Diagram of 96-well plate layout for HCV replicon HTS with values from Alamar blue readings and the HCV FRET assay indicated in each well. “Screen” indicates wells with test compounds; “Control” represents wells with DMSO only and is defined as 100% activity (column 11, wells A through H); “Inhibited” contains the greatest amount of a control inhibitor (100% inhibited; wells A12 and B12) and is used to determine background on each plate; “Titration” indicates the titration of interferon or a specific inhibitor and is used as a sensitivity control (wells C12 through H12). The Alamar blue reading from the random compound plate is expressed as a measure of cytotoxicity, with a low number being nontoxic. The compound in F2 shows very little toxicity, while the compound in G5 has substantial toxicity (bold outlines).
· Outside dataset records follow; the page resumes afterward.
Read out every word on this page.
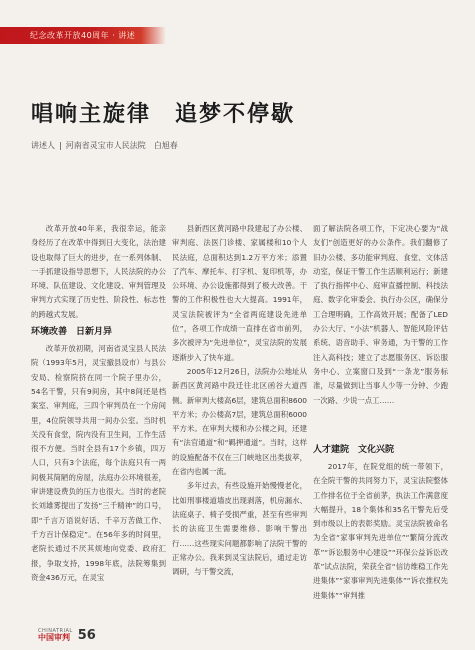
纪念改革开放40周年 · 讲述
唱响主旋律　追梦不停歇
讲述人 | 河南省灵宝市人民法院　白旭春

改革开放40年来，我很幸运，能亲身经历了在改革中得到日大变化，法治建设也取得了巨大的进步，在一系列体制、一手抓建设指导思想下，人民法院的办公环境、队伍建设、文化建设、审判管理及审判方式实现了历史性、阶段性、标志性的跨越式发展。

环境改善　日新月异

改革开放初期，河南省灵宝县人民法院（1993年5月，灵宝撤县设市）与县公安局、检察院挤在同一个院子里办公，54名干警，只有9间房，其中8间还是档案室、审判庭，三四个审判员在一个房间里，4位院领导共用一间办公室。当时机关没有食堂，院内没有卫生间，工作生活很不方便。当时全县有17个乡镇，四万人口，只有3个法庭，每个法庭只有一两间极其简陋的房屋，法庭办公环境很差，审讲建设费负的压力也很大。当时的老院长刘雄雾提出了发扬“三千精神”的口号，即“千言万语说好话、千辛万苦做工作、千方百计保稳定”。在56年多的时间里，老院长通过不厌其烦地向党委、政府汇报，争取支持，1998年底，法院筹集到资金436万元，在灵宝

县新西区黄河路中段建起了办公楼、审判庭、法医门诊楼、家属楼和10个人民法庭，总面积达到1.2万平方米；添置了汽车、摩托车、打字机、复印机等，办公环境、办公设施都得到了极大改善。干警的工作积极性也大大提高。1991年，灵宝法院被评为“全省两庭建设先进单位”，各项工作成绩一直排在省市前列，多次被评为“先进单位”，灵宝法院的发展逐渐步入了快车道。

2005年12月26日，法院办公地址从新西区黄河路中段迁往北区函谷大道西侧。新审判大楼高6层，建筑总面积8600平方米；办公楼高7层，建筑总面积6000平方米。在审判大楼和办公楼之间，还建有“法官通道”和“羁押通道”。当时，这样的设施配备不仅在三门峡地区出类拔萃，在省内也属一流。

多年过去，有些设施开始慢慢老化，比如刑事楼道墙皮出现剥落，机房漏水、法庭桌子、椅子受损严重，甚至有些审判长的法庭卫生需要维修、影响干警出行……这些现实问题都影响了法院干警的正常办公。我来到灵宝法院后，通过走访调研，与干警交流，

面了解法院各项工作，下定决心要为“战友们”创造更好的办公条件。我们翻修了旧办公楼、多功能审判庭、食堂、文体活动室，保证干警工作生活顺利运行；新建了执行指挥中心、庭审直播控制、科技法庭、数字化审委会、执行办公区，确保分工合理明确，工作高效开展；配备了LED办公大厅、“小法”机器人、智能风险评估系统、语音助手、审务通，为干警的工作注入高科技；建立了志愿服务区、诉讼服务中心、立案窗口及到“一条龙”服务标准，尽量做到让当事人少等一分钟、少跑一次路、少说一点工……

人才建院　文化兴院

2017年，在院党组的统一带领下，在全院干警的共同努力下，灵宝法院整体工作排名位于全省前茅，执法工作满意度大幅提升，18个集体和35名干警先后受到市级以上的表彰奖励。灵宝法院被命名为全省“家事审判先进单位”“繁简分流改革”“诉讼服务中心建设”“环保公益诉讼改革”试点法院，荣获全省“信访维稳工作先进集体”“家事审判先进集体”“诉衣推权先进集体”“审判推

CHINATRIAL
中国审判 56
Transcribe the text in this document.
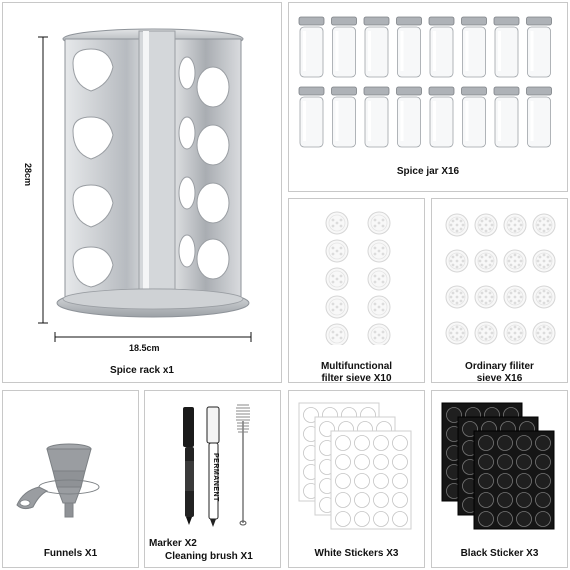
28cm
18.5cm
Spice rack x1
Spice jar X16
Multifunctional
filter sieve X10
Ordinary filiter
sieve X16
Funnels X1
PERMANENT
Marker X2
Cleaning brush X1	White Stickers X3	Black Sticker X3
The percentage of HCV protease activity in each well obtained by the calculations described in the text for the endpoint reading from cycle 21 of the FRET assay is also indicated, with low numbers being indicative of HCV replicon inhibition. The FRET numbers indicate that the compounds in wells F2 and G5 inhibited the HCV replicon ∼74% and 100%, respectively. Comparing the results of the FRET assay with the Alamar assay, it is likely that the inhibition of the HCV replicon for G5 is due to a toxic mechanism while the inhibition due to compound in F2 is not toxic in this assay, suggesting that the compound may be specific for HCV.

FIG. 4.

(A) Western immunoblot using an anti-NS3 protease serum for the determination of the EC₅₀ of IFN-α. NS3 proteasespecific bands were quantified by phosphorimaging. (B) Comparison of typical values determined by FRET, qRT-PCR, or scanning of a Western blot for titration of interferon in the HCV replicon cell line. Each value represents a well of a 96-well plate at a single interferon concentration relative to a control value. Values obtained were within threefold of each other. Data at the lowest concentration of interferon tended to contain more variation.

FIG. 5.

Graphical representation of the averaged numbers from 40 separate compound plates used in the Z′ calculation. The numbers at a signal of ∼500 are the readings from the wells containing 1,000 U of IFN and are considered to have 0% FRET activity. The numbers at a signal of ∼1,500 are from wells containing buffer only and are considered to have 100% FRET activity. The Z′ measurement calculates the deviation associated with the measurements, with 2 standard deviations of the means of each measurement being acceptable (see Materials and Methods).